Reinhard Wolz (Kreisobmann des Bauernverbandes) hält die aktuelle Vorgehensweise der Regierung so für nicht mehr machbar. Vor einer erneuten Verschärfung der Auflagen solle zuvor der Bauernverband als Berater befragt und Ämter für Landwirtschaft sowie die Wissenschaft mit einer Machbarkeitsstudie beauftragt werden. Eine pauschale Festlegung eines Ministeriums ohne Fachkenntnis für Landwirtschaft führe ins Chaos. Schließlich sei es der Wunsch der Verbraucher, die gute deutsche Qualität auch weiterhin auf den Teller zu bekommen.
Während der Verbraucher an der Ladentheke stets den regulären Preis während der Corona-Krise zahlen durfte, landete ein um rund 40% eingebrochener Fleischpreis beim Landwirt. „Da haben einige richtig Geld gemacht und der Tierhalter steht mit leeren Taschen da“, äußert Wolz erbost.
Um die hohe deutsche Qualität zu erhalten, kurze Wege in der Nahrungskette zu haben und auch in dem besonders vieharmen Landkreis Main-Spessart geschlossene ökologische Kreisläufe hinzubekommen, fordert der Bauernverband die von der sogenannten Borchert-Kommission vorgeschlagene direkte Entschädigung der Tierwohlleistungen des Landwirts.

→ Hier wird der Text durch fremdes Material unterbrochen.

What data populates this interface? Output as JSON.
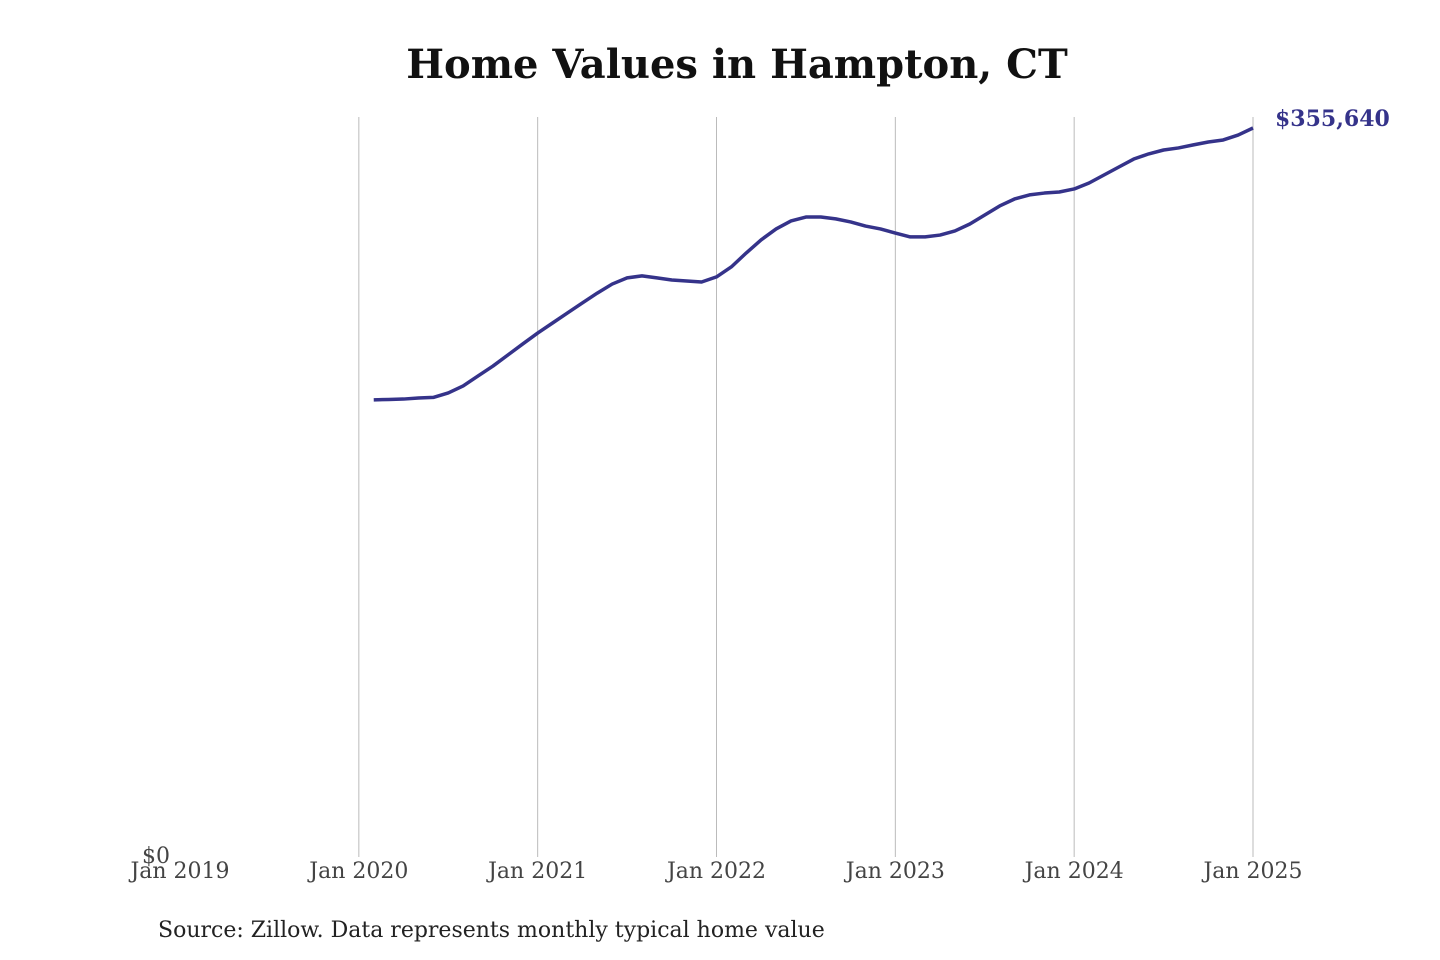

Nur so lasse sich ein größerer Teil der Tierhaltung in Deutschland sichern, so der Bauernverband.
Michael Stenger macht gerade auf dem Betrieb von Stamm ein Praktikum. Der 20-Jährige würde gerne in einen so vorbildlichen Betrieb einsteigen und wünscht sich, dass Landwirte auch künftig ihre Familien ernähren können. Interesse an der Landwirtschaft hat er.